L'histoire de Ming
Aujourd’hui, Ming a 17 ans. Et une vie brisée, même s’il a réussi, par miracle, à s’enfuir de l’armée il y a cinq mois. Il vit caché dans une famille, quelque part au nord de la Thaïlande. En attente d’un pays d’accueil... Il raconte six années d’horreur : "J’ai été recruté de force à 11 ans, sur le quai d’une gare. Les soldats de l’armée birmane m’ont menacé de me frapper et de s’en prendre à ma famille si je ne les suivais pas. J’ai été embarqué dans un camion jusqu’à la base militaire. Après un an de travaux à la base, je suis parti six mois en camp d’entraînement à Mingaladon, près de Rangoon. J’avais 12 ans. On nous a d’abord montré comment saluer et se tenir en présence d’un officier. Ensuite, on nous a appris à poser et à désamorcer des mines terrestres, à démonter et réparer des mortiers de 60 mm, à tirer avec précision jusqu’à 90 m... Nous étions brimés par les sous-officiers.
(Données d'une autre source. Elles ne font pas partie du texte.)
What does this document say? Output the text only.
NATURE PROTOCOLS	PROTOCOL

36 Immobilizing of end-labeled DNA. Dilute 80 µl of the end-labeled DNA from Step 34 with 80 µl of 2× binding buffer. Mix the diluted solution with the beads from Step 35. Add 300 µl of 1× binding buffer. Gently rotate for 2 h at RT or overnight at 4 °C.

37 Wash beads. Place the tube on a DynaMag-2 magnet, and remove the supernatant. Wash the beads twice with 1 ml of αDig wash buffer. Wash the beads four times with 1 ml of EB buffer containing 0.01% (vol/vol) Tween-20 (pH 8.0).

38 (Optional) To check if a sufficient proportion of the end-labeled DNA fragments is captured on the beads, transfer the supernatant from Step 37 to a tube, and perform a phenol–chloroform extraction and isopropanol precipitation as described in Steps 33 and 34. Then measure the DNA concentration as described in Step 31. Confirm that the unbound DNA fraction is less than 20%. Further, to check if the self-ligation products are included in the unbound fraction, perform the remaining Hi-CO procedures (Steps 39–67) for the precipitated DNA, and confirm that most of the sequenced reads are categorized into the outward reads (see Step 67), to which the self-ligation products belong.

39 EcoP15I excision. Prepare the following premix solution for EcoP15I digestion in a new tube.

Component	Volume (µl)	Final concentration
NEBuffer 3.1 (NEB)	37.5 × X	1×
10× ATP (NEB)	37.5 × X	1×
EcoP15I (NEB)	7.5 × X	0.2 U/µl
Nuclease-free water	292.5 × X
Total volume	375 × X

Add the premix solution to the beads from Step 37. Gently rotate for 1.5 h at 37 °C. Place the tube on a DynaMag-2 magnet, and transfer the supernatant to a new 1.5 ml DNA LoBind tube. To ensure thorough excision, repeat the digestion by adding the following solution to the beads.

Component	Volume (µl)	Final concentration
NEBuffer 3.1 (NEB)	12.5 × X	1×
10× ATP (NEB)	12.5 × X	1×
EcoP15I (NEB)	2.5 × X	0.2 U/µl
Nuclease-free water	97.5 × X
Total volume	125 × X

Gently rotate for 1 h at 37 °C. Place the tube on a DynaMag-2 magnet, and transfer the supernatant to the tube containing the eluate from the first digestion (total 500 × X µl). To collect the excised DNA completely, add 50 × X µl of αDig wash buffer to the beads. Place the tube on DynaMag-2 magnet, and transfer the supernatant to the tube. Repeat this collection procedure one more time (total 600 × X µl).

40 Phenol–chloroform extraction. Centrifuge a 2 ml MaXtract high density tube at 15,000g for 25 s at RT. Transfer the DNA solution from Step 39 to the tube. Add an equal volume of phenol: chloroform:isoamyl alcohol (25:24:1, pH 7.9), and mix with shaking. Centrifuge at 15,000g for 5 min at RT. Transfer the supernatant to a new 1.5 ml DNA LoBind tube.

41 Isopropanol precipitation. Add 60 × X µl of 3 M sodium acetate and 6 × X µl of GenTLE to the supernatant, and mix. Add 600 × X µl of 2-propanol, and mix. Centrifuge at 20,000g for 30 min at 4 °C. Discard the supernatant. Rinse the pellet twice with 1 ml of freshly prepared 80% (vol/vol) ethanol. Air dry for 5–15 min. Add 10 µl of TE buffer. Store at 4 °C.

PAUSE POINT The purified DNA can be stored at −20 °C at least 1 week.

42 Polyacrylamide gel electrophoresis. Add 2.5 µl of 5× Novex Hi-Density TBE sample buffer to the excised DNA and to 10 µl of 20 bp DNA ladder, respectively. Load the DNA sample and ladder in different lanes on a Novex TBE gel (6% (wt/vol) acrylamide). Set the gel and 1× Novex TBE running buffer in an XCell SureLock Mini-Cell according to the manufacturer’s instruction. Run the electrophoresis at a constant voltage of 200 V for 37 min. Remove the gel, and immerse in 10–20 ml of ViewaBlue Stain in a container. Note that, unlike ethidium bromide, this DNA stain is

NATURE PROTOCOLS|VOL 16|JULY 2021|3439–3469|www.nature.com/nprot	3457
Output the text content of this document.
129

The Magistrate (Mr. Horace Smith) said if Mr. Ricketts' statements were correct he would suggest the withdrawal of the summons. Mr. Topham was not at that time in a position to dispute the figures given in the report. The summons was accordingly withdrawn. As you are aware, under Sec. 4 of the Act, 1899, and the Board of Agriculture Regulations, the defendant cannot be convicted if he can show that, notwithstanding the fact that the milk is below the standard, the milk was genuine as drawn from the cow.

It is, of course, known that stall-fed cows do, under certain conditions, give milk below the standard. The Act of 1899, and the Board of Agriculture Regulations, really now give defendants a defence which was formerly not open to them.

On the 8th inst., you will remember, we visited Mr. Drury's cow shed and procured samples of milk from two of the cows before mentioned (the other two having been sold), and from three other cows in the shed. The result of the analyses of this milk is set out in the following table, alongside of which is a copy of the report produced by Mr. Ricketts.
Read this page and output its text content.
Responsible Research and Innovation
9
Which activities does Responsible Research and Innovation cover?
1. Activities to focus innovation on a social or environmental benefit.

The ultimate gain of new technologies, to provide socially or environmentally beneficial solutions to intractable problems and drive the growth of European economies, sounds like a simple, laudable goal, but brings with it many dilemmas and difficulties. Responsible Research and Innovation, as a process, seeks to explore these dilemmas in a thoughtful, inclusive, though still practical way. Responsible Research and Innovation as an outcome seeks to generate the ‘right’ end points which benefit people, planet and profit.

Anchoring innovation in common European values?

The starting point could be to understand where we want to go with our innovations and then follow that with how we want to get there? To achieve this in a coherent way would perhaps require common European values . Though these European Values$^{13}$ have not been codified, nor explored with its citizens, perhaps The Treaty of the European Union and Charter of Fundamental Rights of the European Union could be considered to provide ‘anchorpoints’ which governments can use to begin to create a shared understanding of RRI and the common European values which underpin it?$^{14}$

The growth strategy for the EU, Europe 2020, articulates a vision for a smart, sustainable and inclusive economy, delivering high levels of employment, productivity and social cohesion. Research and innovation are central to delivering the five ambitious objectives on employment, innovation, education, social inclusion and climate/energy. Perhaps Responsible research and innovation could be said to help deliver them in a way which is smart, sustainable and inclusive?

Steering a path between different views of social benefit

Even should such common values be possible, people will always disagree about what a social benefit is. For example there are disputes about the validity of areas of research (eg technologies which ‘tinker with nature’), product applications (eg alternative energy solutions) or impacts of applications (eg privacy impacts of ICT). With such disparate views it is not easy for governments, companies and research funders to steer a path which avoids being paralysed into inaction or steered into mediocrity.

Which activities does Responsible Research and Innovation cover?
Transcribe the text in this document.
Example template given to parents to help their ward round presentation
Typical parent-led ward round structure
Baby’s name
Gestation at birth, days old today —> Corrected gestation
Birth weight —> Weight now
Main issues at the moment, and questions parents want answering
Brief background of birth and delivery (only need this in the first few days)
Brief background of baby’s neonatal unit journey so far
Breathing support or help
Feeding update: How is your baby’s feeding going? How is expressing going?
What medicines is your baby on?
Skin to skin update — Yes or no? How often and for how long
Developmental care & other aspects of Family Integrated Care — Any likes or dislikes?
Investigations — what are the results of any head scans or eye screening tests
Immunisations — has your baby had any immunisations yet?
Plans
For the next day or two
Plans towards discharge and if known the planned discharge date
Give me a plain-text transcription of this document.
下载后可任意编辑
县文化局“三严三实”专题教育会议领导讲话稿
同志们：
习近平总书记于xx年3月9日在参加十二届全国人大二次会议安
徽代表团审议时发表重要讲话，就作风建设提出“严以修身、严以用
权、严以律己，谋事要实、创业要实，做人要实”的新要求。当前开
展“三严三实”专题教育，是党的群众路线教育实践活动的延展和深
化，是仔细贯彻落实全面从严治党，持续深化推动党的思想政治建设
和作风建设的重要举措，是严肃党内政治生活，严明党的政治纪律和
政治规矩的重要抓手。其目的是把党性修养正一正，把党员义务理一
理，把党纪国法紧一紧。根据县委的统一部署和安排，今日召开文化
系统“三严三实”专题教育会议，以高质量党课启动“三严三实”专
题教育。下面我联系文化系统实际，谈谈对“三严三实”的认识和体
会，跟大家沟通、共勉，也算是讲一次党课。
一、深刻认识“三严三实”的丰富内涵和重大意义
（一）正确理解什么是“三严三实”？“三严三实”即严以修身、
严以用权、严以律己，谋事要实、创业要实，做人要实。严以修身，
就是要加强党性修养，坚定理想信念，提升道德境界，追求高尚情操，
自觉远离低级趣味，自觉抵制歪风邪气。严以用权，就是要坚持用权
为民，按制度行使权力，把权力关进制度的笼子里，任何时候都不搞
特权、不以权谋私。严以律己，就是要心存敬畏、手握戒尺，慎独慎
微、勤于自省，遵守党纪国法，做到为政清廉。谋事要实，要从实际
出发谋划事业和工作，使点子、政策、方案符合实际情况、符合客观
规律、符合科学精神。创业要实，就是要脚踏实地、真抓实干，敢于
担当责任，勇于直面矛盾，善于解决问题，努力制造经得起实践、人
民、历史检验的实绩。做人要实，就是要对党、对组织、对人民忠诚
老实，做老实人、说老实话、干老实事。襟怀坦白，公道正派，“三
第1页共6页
Ils mettaient du sable dans notre riz alors que nous n’avions que ça à manger ! Le week-end, on s’échinait à couper du bois et à fendre des bambous pour leur domicile personnel. S’ils n’étaient pas satisfaits, ils nous frappaient à coups de bambous et de fer. Et nous attachaient en plein soleil. Beaucoup d’enfants ont eu les mains ou les jambes brisées pendant l’entraînement. Mon ami Shan en est mort. Il n‘est pas le seul". Durant six années de combat, Ming a été contraint aux pires exactions. Et envers les siens, les Karens. "La junte voue une haine féroce aux Karens qu’ils surnomment les Teignes. Alors que je suis Karen, on m’a obligé à tuer et à violer des femmes de mon sang" !
Les officiers nous demandaient : "Pourquoi est-ce que vous ne recrutez pas ces paysans karens ? C’est votre belle-famille ou pas ? Mon refus m’a valu une trentaine de coups de barre de fer dans le dos par l’adjudant Han Tun". Plus de vie, plus de famille, plus d’avenir, ces enfants dans le désarroi le plus profond sont plusieurs centaines à se suicider chaque année. D’autres tentent l’évasion. Comme Ming, qui craint que les militaires retrouvent et emprisonnent des membres de sa famille. Parce qu’il a déserté. "Je ne peux pas revenir en Birmanie. Je ne reverrai sans doute plus jamais mes parents et mes soeurs. Je vais aller vivre seul quelque part… Si je n’avais pas fui, peut-être qu’un jour j’aurais pu retourner dans ma famille…Finalement, je me demande si j’ai fait le bon choix... Mon seul espoir est que le pays se démocratise réellement sous le poids de la pression internationale".
(Extrait d'un article de l'hebdomadaire en ligne Le Point de 2010)
"Ils ont rempli les formulaires et m’ont demandé mon âge. Et quand j’ai dit 16 ans, ils m’ont frappé et le sergent m’a dit : "Tu as 18 ans. Réponds 18 ans". Il m’a reposé la question et j’ai dit : "Mais c’est vraiment mon âge". Le sergent m’a demandé : "Alors, pourquoi t’es-tu enrôlé dans l’armée ?" J’ai répondu : "C’était contre mon gré. J’ai été capturé". Il a dit : "Ok, ferme-la alors", et il a complété le formulaire. Je voulais seulement rentrer chez moi et je leur ai dit mais ils ont refusé. J’ai dit : "Alors, s’il vous plaît, laissez moi simplement donner un coup de fil" mais ils ont refusé cela aussi".
Maung Zaw Oo, décrivant son deuxième enrôlement forcé dans l’armée, en 2005.